The Turnbull-Trump tapes took one back. For some, it was back to the Watergate Tapes and the innocent years of Richard Nixon. For those of us of a certain age and faith, it was back to the primitive and unenlightened world of Abraham.

Both Turnbull and Abraham bargained about numbers: Turnbull by reducing the number of asylum seekers from Manus Island that Trump might take; Abraham by reducing the number of just men he would need to produce for God to spare Sodom and Gomorrah from destruction.          Abraham’s conversation is part of a fragmented cycle of stories about the division of land between Abraham and Lot, his nephew. Lot chooses the downlands; Abraham the uplands.

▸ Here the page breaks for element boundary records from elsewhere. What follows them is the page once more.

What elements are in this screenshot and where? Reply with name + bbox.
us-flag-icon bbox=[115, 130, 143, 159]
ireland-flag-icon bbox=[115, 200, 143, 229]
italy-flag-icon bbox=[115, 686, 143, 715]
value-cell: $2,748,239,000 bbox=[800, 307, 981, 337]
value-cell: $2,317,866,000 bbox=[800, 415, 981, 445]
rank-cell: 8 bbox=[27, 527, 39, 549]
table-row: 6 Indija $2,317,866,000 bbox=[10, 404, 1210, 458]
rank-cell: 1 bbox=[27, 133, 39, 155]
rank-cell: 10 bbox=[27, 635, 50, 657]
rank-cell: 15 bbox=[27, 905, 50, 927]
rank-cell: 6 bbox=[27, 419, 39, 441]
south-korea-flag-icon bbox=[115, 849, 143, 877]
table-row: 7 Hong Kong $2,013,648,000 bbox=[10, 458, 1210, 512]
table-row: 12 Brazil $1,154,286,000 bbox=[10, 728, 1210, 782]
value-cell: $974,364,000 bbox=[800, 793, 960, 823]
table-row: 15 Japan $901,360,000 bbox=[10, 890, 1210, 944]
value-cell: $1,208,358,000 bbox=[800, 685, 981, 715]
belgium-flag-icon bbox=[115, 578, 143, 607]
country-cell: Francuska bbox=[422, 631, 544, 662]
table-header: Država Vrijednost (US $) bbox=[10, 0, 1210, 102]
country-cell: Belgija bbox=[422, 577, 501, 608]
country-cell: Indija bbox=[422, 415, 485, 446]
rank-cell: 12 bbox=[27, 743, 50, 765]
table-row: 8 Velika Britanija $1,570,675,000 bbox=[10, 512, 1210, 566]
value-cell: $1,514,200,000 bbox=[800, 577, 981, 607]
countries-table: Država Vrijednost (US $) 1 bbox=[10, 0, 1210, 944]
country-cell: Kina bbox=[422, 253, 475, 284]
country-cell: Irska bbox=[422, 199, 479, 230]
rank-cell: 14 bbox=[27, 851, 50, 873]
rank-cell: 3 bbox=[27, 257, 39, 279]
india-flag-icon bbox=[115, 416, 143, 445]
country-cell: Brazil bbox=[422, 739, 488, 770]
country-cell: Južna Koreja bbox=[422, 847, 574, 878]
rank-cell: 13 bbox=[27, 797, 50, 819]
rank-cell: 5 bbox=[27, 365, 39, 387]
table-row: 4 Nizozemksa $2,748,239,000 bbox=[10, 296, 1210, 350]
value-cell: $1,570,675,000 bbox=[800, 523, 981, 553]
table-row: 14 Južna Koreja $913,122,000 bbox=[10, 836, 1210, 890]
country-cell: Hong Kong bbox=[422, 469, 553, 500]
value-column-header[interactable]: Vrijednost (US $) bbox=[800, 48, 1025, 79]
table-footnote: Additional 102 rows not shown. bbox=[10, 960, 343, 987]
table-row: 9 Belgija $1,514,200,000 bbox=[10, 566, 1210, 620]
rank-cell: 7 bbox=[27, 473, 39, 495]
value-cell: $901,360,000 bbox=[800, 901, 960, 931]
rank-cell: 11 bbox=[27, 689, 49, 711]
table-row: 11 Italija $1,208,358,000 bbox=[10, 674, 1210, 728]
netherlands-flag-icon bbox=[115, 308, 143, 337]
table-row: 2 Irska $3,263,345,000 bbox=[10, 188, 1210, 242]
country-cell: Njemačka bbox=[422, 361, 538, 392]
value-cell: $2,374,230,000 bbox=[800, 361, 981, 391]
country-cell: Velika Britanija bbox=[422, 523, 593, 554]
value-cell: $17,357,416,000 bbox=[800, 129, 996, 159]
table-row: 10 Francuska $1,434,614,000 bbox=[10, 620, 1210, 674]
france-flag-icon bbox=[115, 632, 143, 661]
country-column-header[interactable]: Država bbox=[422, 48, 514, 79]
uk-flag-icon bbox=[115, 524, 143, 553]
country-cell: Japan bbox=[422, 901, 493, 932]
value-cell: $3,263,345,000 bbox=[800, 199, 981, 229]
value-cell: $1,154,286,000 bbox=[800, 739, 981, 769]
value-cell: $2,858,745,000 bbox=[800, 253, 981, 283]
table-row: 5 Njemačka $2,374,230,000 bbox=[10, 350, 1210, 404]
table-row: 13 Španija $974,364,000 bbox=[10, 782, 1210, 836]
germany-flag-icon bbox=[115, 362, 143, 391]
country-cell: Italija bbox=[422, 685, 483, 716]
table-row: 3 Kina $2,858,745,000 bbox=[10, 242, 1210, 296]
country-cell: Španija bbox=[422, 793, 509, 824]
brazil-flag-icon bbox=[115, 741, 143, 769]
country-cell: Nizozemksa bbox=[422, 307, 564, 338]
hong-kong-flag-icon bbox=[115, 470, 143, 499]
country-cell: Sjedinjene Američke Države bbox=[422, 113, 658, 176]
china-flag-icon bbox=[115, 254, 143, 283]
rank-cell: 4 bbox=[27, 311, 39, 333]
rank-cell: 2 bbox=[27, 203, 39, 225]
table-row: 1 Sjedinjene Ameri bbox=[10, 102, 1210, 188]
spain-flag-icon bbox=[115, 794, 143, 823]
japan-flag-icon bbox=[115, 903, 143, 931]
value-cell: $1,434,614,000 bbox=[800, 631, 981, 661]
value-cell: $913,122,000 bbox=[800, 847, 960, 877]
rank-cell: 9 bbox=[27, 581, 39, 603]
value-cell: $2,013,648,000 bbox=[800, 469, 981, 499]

Lot eventually settled near the area that includes Sodom, which God had decided to destroy because of its wickedness. He tells Abraham, who had offered hospitality to God’s emissaries, what he has decided, and has sent emissaries to get first hand information.

There is a bargain between the bazaar-wise Abraham and God. Abraham pushes down the number of good men needed to save Sodom from 50 to 10. God’s emissaries go on to Lot’s house in Sodom and are hospitably received.

But at night, every man of the town tries to break into the house to rape the two guests. So much for the 10 just men! God then tells Lot to get out of town and destroys the cities.

This story cycle is built around acceptance of a universal moral order guaranteed by God, the violation of which has consequences. The stories explore what room that universal moral order leaves for personal responsibility and virtue. They ask whether personal human goodness could avert the consequences of the sin of the majority.

In more general terms, the question is posed: Is there space for compassion in the moral order? Abraham’s successful bargaining proves that there is, and that the outcome—the escape of Lot’s family—shows that the moral order respects the humanity of each human being. People matter as persons, not as generalisations, and compassion is integral to any good society.

Although this is a primitive story, its characters have the dignity proper to people who are players in a much larger drama. As the number of just men required to save Sodom falls, so the value of each human being rises. The level of tolerance of the mess inherent in displays of compassion also rises.